The company is also a broker of benefit programs.
The products
Namely’s Talent Acquisition/Recruiting functionality is provided via an alliance with JazzHR. The company also partners with SyncHR. A key portion of Namely’s compliance, Diversity & Inclusion, Health Safety & Environment functionality is bolstered via a partnership they have with ThinkHR. That’s important as it makes experts on these topics available to clients. Time & attendance functionality is supported via a partnership with TCP Software (TimeClock Plus).
In addition to its application software suite, Namely also has managed services for benefits management and managed payroll.
Namely is experimenting with some bot technology and may soon offer these as a service.
Namely also has partnerships with a number of other software technology firms. These include Adobe, OKTA, NetSuite (ERP), BlueMarble (a global payroll solution), JobVite, Greenhouse, Lever and more.
The path forward
Namely was founded in 2012 and it added new modules to its suite at a pace of approximately one per year. Specifically, Talent Management was released in 2013. Time Management and Managed Services were released in 2017. Analytics were released in 2018. Benchmarking was released in 2019. Managed Benefits and Managed Payroll were released in 2020.

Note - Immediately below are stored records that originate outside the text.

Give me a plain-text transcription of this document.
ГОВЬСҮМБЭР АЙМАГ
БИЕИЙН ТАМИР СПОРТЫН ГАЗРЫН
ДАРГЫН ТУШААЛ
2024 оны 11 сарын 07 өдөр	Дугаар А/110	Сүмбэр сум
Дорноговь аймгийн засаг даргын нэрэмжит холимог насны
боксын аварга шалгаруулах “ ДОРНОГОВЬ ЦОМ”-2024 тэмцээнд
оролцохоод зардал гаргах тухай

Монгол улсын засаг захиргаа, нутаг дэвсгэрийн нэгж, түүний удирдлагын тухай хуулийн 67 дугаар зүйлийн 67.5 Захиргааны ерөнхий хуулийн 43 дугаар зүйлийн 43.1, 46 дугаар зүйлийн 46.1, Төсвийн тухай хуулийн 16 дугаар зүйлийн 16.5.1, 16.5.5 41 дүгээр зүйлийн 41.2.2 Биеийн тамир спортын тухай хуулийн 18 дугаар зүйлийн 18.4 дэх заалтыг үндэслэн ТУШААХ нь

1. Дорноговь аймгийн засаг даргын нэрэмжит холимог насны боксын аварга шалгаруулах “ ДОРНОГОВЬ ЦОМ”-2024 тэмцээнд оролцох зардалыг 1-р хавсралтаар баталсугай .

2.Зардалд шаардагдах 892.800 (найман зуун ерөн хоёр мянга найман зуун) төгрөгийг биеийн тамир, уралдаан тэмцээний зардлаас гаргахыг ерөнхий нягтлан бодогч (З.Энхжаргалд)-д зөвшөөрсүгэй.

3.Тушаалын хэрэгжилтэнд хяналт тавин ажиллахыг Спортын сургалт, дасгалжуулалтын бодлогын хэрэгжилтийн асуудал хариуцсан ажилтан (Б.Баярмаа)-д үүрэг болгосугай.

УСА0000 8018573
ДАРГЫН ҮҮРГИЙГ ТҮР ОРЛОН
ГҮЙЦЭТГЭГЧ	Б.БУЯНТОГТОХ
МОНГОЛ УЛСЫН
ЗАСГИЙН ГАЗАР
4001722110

In eight years, Namely has raised some $220mm in venture capital. In my opinion, that’s a lot of funding for an HR vendor. I suspect their venture backers will be looking for an exit soon (it is, after all, an eight-year-old company) and I also suspect they’re looking for Dunivan to manage the remaining venture capital tightly while ramping up revenues. An exit (eg: an IPO) will only work if Dunivan et al can create a highly valued firm.

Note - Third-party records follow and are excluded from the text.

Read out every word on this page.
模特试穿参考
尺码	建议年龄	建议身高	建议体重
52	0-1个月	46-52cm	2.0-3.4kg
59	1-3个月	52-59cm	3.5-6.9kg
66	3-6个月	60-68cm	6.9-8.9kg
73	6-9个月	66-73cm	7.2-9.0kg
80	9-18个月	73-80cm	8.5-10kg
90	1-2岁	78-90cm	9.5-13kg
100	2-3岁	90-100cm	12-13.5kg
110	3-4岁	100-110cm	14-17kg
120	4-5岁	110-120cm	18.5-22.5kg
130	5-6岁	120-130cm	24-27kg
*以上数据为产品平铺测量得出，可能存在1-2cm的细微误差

Since Dunivan's installation, the company has undergone changes – changes that appear focused on solidifying its product/solution mix and in bolstering its financial condition. He's clearly focused on using partnerships (along with tight integration of same) to broaden the suite and its relevance to the mid-market. I also think he understands which advanced technologies (eg: AI, ML, bots etc.) are relevant and practical for many mid-market firms and which ones might not be.

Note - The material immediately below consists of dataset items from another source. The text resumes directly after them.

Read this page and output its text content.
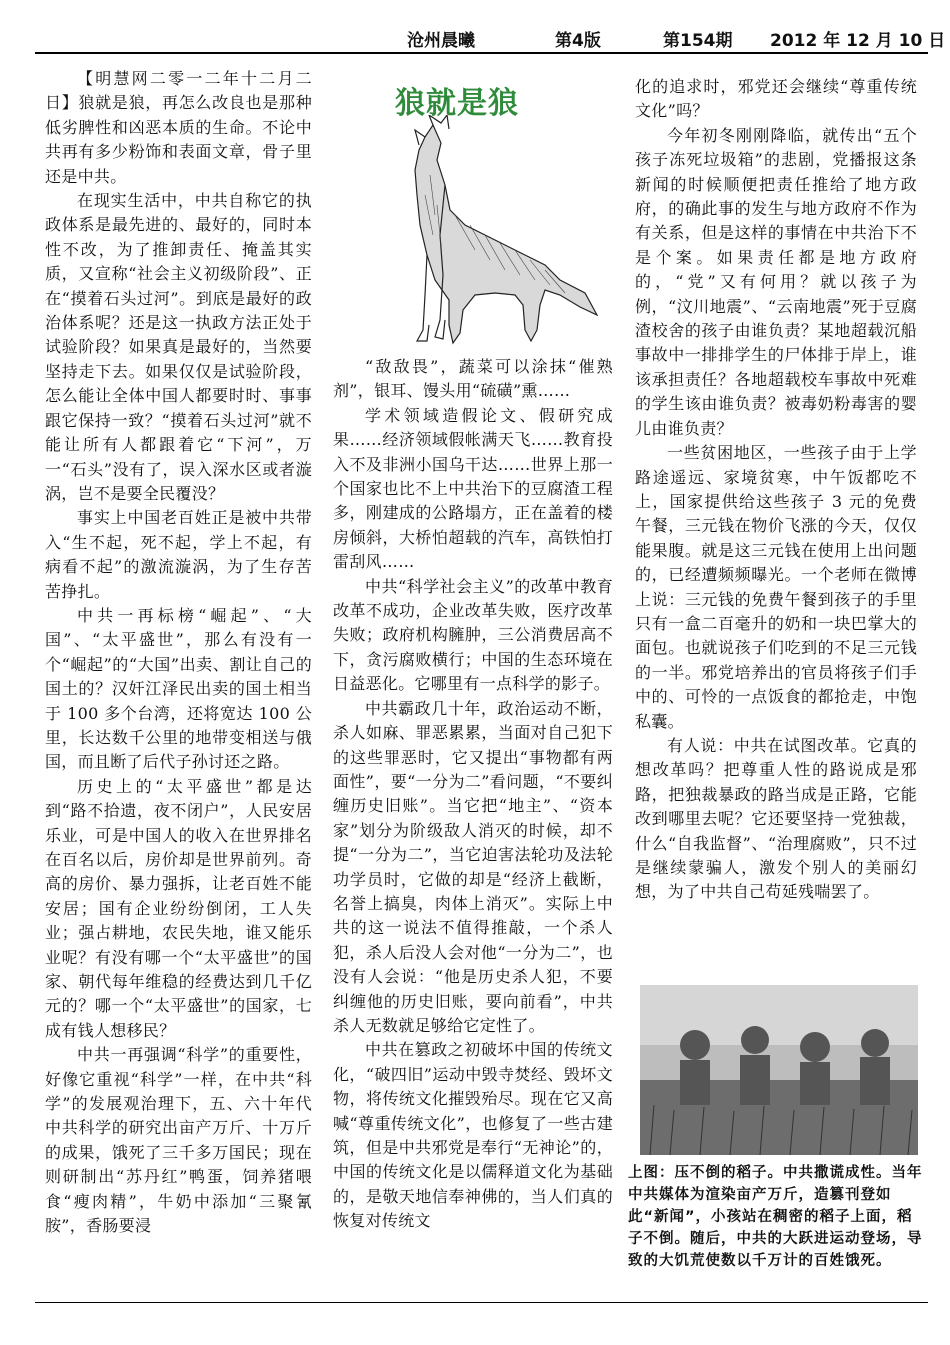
沧州晨曦	第4版	第154期 2012 年 12 月 10 日

【明慧网二零一二年十二月二日】狼就是狼，再怎么改良也是那种低劣脾性和凶恶本质的生命。不论中共再有多少粉饰和表面文章，骨子里还是中共。

在现实生活中，中共自称它的执政体系是最先进的、最好的，同时本性不改，为了推卸责任、掩盖其实质，又宣称“社会主义初级阶段”、正在“摸着石头过河”。到底是最好的政治体系呢？还是这一执政方法正处于试验阶段？如果真是最好的，当然要坚持走下去。如果仅仅是试验阶段，怎么能让全体中国人都要时时、事事跟它保持一致？“摸着石头过河”就不能让所有人都跟着它“下河”，万一“石头”没有了，误入深水区或者漩涡，岂不是要全民覆没？

事实上中国老百姓正是被中共带入“生不起，死不起，学上不起，有病看不起”的激流漩涡，为了生存苦苦挣扎。

中共一再标榜“崛起”、“大国”、“太平盛世”，那么有没有一个“崛起”的“大国”出卖、割让自己的国土的？汉奸江泽民出卖的国土相当于 100 多个台湾，还将宽达 100 公里，长达数千公里的地带变相送与俄国，而且断了后代子孙讨还之路。

历史上的“太平盛世”都是达到“路不拾遗，夜不闭户”，人民安居乐业，可是中国人的收入在世界排名在百名以后，房价却是世界前列。奇高的房价、暴力强拆，让老百姓不能安居；国有企业纷纷倒闭，工人失业；强占耕地，农民失地，谁又能乐业呢？有没有哪一个“太平盛世”的国家、朝代每年维稳的经费达到几千亿元的？哪一个“太平盛世”的国家，七成有钱人想移民？

中共一再强调“科学”的重要性，好像它重视“科学”一样，在中共“科学”的发展观治理下，五、六十年代中共科学的研究出亩产万斤、十万斤的成果，饿死了三千多万国民；现在则研制出“苏丹红”鸭蛋，饲养猪喂食“瘦肉精”，牛奶中添加“三聚氰胺”，香肠要浸

狼就是狼

“敌敌畏”，蔬菜可以涂抹“催熟剂”，银耳、馒头用“硫磺”熏……

学术领域造假论文、假研究成果……经济领域假帐满天飞……教育投入不及非洲小国乌干达……世界上那一个国家也比不上中共治下的豆腐渣工程多，刚建成的公路塌方，正在盖着的楼房倾斜，大桥怕超载的汽车，高铁怕打雷刮风……

中共“科学社会主义”的改革中教育改革不成功，企业改革失败，医疗改革失败；政府机构臃肿，三公消费居高不下，贪污腐败横行；中国的生态环境在日益恶化。它哪里有一点科学的影子。

中共霸政几十年，政治运动不断，杀人如麻、罪恶累累，当面对自己犯下的这些罪恶时，它又提出“事物都有两面性”，要“一分为二”看问题，“不要纠缠历史旧账”。当它把“地主”、“资本家”划分为阶级敌人消灭的时候，却不提“一分为二”，当它迫害法轮功及法轮功学员时，它做的却是“经济上截断，名誉上搞臭，肉体上消灭”。实际上中共的这一说法不值得推敲，一个杀人犯，杀人后没人会对他“一分为二”，也没有人会说：“他是历史杀人犯，不要纠缠他的历史旧账，要向前看”，中共杀人无数就足够给它定性了。

中共在篡政之初破坏中国的传统文化，“破四旧”运动中毁寺焚经、毁坏文物，将传统文化摧毁殆尽。现在它又高喊“尊重传统文化”，也修复了一些古建筑，但是中共邪党是奉行“无神论”的，中国的传统文化是以儒释道文化为基础的，是敬天地信奉神佛的，当人们真的恢复对传统文

化的追求时，邪党还会继续“尊重传统文化”吗？

今年初冬刚刚降临，就传出“五个孩子冻死垃圾箱”的悲剧，党播报这条新闻的时候顺便把责任推给了地方政府，的确此事的发生与地方政府不作为有关系，但是这样的事情在中共治下不是个案。如果责任都是地方政府的，“党”又有何用？就以孩子为例，“汶川地震”、“云南地震”死于豆腐渣校舍的孩子由谁负责？某地超载沉船事故中一排排学生的尸体排于岸上，谁该承担责任？各地超载校车事故中死难的学生该由谁负责？被毒奶粉毒害的婴儿由谁负责？

一些贫困地区，一些孩子由于上学路途遥远、家境贫寒，中午饭都吃不上，国家提供给这些孩子 3 元的免费午餐，三元钱在物价飞涨的今天，仅仅能果腹。就是这三元钱在使用上出问题的，已经遭频频曝光。一个老师在微博上说：三元钱的免费午餐到孩子的手里只有一盒二百毫升的奶和一块巴掌大的面包。也就说孩子们吃到的不足三元钱的一半。邪党培养出的官员将孩子们手中的、可怜的一点饭食的都抢走，中饱私囊。

有人说：中共在试图改革。它真的想改革吗？把尊重人性的路说成是邪路，把独裁暴政的路当成是正路，它能改到哪里去呢？它还要坚持一党独裁，什么“自我监督”、“治理腐败”，只不过是继续蒙骗人，激发个别人的美丽幻想，为了中共自己苟延残喘罢了。

上图：压不倒的稻子。中共撒谎成性。当年中共媒体为渲染亩产万斤，造篡刊登如此“新闻”，小孩站在稠密的稻子上面，稻子不倒。随后，中共的大跃进运动登场，导致的大饥荒使数以千万计的百姓饿死。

Around December 2017, the company had over 400 employees and five offices. Namely got a new CEO in 2018 and another one (Dunivan) in mid-2019. Headcount is down and this might help conserve capital. Dunivan is clearly a work-from-home fan and the pandemic has kept people out of the Namely offices (another capital conservation technique).
My take
These changes appear appropriate to Namely, position it well in its target market, and should help the company grow for a long time. I believe Dunivan was the right person to bring in at this stage of the company’s evolution. Since he joined, the firm has won new Comparably awards and Dunivan himself was ranked seventh out of 25 top SMB CEOs. (Other awards the company has won can be found here.)